Шоссе отец не обманул: она вышла к нему через два с лишним часа, когда небо на востоке уже затянуло бледно-розовой простынёй, а в колонии, должно быть, выли сирены. Дорога была пустой, узкой, с разбитым асфальтом и глубокими колеями — лесовозная трасса, по которой в лучшие времена гоняли фуры с кругляком. Сейчас, ранним утром воскресенья, здесь было тихо. Только ветер гонял по асфальту сухие листья и где-то далеко, за поворотом, ухал филин — или уже не филин, а гул мотора.
Она не стала ждать попутку — затаилась в кустах у обочины, сжимая в кармане заточку (маленький подарок зоны, который она пронесла через все обыски). Не для того, чтобы нападать — чтобы защитить кейс, содержимого которого даже не знала.
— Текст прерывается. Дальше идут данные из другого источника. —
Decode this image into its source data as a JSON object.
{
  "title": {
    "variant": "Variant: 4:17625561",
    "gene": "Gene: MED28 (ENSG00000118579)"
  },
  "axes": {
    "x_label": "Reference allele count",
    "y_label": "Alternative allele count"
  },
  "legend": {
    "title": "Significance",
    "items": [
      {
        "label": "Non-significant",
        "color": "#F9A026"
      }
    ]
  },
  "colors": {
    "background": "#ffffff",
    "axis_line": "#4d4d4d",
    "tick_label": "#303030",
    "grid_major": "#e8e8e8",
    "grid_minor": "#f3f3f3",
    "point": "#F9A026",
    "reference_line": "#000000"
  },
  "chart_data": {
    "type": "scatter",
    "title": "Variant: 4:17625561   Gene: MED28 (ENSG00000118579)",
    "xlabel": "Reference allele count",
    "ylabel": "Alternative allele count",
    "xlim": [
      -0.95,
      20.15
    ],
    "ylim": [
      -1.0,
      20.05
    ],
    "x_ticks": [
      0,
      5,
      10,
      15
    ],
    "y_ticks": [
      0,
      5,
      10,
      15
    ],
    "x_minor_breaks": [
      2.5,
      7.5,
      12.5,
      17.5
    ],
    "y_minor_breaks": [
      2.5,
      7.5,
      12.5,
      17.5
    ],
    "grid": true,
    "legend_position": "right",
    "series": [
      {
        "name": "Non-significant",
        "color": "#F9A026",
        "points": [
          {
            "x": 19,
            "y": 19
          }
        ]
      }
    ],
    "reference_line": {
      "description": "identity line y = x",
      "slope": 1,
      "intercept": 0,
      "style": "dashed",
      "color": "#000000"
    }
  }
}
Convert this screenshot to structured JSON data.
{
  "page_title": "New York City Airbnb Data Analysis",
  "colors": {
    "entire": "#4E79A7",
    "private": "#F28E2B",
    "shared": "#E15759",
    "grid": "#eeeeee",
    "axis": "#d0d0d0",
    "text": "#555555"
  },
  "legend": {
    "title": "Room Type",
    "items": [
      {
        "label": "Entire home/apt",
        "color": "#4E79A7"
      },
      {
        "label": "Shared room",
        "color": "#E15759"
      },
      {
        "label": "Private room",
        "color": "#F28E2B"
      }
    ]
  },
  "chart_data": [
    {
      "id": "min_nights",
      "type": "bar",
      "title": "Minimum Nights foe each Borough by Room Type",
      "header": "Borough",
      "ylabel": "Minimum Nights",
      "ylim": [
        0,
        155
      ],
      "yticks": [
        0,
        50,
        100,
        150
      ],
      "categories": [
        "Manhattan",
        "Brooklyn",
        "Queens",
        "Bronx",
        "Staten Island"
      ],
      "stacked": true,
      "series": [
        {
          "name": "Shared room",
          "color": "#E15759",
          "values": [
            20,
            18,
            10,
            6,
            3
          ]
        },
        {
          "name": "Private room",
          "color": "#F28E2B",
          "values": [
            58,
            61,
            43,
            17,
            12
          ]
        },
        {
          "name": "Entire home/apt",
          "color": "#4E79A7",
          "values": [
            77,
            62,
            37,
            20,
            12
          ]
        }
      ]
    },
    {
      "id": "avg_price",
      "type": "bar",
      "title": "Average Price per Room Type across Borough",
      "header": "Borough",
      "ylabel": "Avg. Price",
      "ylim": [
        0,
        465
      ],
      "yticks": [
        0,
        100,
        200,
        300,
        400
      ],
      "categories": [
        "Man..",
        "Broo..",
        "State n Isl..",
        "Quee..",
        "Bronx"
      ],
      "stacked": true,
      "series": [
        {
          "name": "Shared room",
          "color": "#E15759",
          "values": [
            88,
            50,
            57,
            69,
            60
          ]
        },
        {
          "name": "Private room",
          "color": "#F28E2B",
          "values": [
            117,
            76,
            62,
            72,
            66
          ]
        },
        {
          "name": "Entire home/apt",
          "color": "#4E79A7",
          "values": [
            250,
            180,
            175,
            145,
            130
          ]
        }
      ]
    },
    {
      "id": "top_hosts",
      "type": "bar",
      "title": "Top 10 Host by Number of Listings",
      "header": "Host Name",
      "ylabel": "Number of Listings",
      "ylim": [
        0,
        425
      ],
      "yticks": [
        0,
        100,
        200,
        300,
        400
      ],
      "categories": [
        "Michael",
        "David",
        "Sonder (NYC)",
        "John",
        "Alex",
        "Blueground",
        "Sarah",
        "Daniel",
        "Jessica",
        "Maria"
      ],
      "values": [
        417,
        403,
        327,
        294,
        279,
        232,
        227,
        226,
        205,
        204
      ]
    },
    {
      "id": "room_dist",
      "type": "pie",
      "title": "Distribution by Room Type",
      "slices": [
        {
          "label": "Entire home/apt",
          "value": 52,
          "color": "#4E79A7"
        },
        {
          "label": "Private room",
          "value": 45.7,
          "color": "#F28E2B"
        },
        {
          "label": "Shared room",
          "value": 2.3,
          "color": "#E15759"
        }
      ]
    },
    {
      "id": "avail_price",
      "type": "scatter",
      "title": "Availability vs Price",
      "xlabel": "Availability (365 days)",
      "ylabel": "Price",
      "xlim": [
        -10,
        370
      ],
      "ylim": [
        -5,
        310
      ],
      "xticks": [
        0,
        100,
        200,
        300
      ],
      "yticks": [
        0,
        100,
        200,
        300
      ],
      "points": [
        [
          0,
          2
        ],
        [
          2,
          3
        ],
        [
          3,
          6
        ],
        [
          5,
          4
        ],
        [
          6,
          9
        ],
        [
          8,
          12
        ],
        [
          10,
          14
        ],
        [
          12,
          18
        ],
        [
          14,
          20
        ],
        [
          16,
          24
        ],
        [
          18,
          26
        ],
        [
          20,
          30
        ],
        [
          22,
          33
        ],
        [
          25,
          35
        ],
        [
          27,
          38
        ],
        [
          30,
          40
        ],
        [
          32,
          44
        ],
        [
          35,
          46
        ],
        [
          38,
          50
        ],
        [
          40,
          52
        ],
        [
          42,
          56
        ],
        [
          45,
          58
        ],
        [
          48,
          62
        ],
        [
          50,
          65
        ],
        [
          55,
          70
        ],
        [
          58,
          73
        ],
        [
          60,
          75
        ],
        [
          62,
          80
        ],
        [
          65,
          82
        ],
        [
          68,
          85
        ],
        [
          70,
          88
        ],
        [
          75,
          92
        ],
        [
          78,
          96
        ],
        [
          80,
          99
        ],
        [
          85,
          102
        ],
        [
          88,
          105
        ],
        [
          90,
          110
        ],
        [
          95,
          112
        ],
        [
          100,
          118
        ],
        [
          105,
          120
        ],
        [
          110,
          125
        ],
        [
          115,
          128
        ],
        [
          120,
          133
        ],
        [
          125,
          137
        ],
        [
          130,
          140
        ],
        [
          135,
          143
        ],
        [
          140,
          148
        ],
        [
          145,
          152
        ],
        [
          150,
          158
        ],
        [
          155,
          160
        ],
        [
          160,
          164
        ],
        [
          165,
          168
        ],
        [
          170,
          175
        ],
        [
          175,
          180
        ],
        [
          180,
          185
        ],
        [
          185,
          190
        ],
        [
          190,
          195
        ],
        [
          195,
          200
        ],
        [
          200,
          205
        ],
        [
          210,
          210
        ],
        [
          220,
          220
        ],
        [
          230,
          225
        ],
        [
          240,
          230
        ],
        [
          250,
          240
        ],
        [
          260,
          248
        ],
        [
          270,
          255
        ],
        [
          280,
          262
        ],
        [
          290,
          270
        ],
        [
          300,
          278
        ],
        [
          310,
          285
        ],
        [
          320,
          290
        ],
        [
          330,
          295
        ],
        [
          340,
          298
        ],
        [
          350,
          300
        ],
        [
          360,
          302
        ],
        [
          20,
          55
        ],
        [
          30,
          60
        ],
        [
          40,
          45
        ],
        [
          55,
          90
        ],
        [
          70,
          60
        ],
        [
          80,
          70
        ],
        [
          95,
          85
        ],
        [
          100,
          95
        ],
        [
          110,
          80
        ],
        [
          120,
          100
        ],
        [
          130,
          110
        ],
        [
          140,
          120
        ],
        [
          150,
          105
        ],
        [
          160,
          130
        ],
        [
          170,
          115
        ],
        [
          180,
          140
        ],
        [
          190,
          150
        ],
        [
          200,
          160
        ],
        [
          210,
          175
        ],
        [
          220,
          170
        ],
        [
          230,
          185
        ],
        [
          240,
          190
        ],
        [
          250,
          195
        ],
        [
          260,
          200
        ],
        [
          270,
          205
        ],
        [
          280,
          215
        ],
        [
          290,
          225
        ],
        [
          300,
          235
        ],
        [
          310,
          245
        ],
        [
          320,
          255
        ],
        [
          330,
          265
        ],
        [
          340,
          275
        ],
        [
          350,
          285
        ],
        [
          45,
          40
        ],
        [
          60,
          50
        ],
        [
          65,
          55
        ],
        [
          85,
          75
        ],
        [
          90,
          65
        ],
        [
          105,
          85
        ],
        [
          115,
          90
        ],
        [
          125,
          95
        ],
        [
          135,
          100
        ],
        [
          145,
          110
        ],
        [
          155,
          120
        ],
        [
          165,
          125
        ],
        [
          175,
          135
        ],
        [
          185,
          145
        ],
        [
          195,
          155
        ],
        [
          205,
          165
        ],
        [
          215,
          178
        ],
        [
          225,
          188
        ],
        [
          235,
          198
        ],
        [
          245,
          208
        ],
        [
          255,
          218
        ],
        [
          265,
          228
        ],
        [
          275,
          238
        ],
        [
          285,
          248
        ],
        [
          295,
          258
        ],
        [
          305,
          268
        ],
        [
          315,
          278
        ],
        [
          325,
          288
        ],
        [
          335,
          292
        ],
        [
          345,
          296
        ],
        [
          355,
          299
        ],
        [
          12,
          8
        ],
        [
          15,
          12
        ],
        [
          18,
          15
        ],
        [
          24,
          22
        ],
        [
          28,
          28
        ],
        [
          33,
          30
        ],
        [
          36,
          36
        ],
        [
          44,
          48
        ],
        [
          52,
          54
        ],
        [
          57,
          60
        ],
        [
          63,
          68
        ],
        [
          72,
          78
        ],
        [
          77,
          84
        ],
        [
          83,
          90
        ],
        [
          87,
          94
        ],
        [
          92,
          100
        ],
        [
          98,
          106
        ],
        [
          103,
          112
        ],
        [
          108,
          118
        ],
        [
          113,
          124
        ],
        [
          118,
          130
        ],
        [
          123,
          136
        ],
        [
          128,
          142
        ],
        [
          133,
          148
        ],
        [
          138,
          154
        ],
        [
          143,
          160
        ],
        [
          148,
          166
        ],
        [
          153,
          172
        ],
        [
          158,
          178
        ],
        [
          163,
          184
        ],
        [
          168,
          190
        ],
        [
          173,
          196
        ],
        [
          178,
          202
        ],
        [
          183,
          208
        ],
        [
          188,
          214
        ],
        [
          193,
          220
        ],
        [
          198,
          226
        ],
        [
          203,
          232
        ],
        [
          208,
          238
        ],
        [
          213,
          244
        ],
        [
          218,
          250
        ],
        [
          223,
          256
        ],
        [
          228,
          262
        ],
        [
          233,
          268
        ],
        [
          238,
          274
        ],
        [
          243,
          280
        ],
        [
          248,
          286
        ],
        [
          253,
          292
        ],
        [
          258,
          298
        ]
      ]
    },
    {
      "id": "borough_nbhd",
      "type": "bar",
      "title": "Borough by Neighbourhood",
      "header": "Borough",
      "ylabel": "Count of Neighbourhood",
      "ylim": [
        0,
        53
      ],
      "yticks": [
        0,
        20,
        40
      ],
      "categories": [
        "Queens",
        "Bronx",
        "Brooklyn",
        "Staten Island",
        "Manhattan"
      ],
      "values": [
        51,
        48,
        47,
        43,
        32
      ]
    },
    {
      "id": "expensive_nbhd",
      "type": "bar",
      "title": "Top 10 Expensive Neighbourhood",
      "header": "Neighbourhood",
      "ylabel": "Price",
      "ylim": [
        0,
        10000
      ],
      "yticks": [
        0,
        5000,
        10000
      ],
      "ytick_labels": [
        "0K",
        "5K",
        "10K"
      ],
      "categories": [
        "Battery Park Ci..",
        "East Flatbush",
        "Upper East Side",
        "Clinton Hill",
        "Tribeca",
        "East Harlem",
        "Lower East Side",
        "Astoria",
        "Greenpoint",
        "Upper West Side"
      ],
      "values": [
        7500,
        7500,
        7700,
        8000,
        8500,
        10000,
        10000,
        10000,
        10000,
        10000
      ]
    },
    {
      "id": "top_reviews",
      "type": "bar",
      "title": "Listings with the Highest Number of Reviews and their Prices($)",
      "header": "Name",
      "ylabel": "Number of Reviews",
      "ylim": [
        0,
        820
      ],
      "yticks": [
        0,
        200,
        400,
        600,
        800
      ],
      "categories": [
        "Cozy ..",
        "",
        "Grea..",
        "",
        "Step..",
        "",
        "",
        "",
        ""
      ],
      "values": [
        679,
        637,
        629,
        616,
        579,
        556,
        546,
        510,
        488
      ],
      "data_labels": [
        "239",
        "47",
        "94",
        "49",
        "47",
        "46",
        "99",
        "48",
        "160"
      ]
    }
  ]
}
Первый грузовик проскочил мимо — старый «Урал» с тентом, гремящий так, что за километр было слышно. Она не рискнула выходить — водитель мог оказаться из местных, а в колонии наверняка уже разослали ориентировки. Её фото — с того самого дня, когда заводили в ворота — лысая, с пустыми глазами, в робе на три размера больше — теперь висело во всех отделениях полиции области. «Осторожно, вооружена» — добавили для веса, хотя оружия у неё не было даже игрушечного. Но кто ж проверяет?
Вторая машина — старенькая «Нива» цвета мокрого асфальта — шла медленно, с явной неисправностью в двигателе. Соловьёва выскочила на дорогу, подняв руки — не как грабитель, а как просящий. Заточку спрятала в рукав.
«Нива» остановилась метрах в пяти, взвизгнув тормозами. Из окна высунулось лицо — мужчина лет шестидесяти, с усами, в кепке-восьмиклинке и очках с толстыми стёклами.
— Ты чья, дочка? — спросил он с таким спокойствием, будто видел баб у леса каждое утро.
Она выдохнула и включила ту самую, единственную роль, которую разучивала годами — роль безобидной дурочки. Тихой, испуганной, сломленной.
— Дяденька, — голос дрожит — специально, но в горле и правда комок. — Меня… меня мужик в лесу бросил. Из города вез, сказал, довезёт до села, а сам… — она замолчала, опустив глаза, и сделала паузу на три удара сердца. — Можно, вы меня до города довезёте? Любого. Я хоть на трассу.
Мужик посмотрел на её куртку — порванную, в саже, с пятнами крови (кровь пилота, когда она его переворачивала). Посмотрел на лицо — синяк на скуле она заработала ещё в колонии месяц назад, в драке за швейную машинку.
— Садись, — сказал он и откинул замок. — В город — это ко мне не по пути. Я в Заречье, на ферму. Но до развилки подброшу. Там автобус ходит.
— Спасибо, — прошептала она и забралась внутрь.
В «Ниве» пахло сеном, старыми сигаретами и собакой. На заднем сиденье лежал рюкзак с инструментами и какие-то тряпки. Мужик не задавал лишних вопросов — только спросил, не голодна ли, и протянул полбуханки чёрного хлеба и помидор. Она ела молча, давясь, чувствуя, как хлеб царапает горло. Кейс она не сняла — прижалась спиной к сиденью так, чтобы его не было видно снаружи.
Ехали молча минут сорок. Мужик курил, открыв окно, и иногда косился на неё, но ничего не говорил. Она смотрела в окно на мелькающие деревья, на редкие дома, на столбы с оборванными проводами. И думала о маме. О том, как они сидели на кухне, пили чай с вареньем, и мама рассказывала, что посадила в этом году — три грядки помидоров, две огурцов и кучу цветов, потому что «доча, ты же любишь пионы». А потом — та ночь. Дурацкая ссора с парнем, который оказался не просто парнем, а местным авторитетом. Он ударил её. Она — ножом. Не насмерть, но так, что он три месяца не мог ходить. А потом суд, слёзы мамы, и семь лет — срок для девятнадцатилетней дуры, которая просто защищалась. Но в деле всплыли «связи с криминалом», и хороший адвокат стоил денег, которых у матери не было. Так она и оказалась здесь.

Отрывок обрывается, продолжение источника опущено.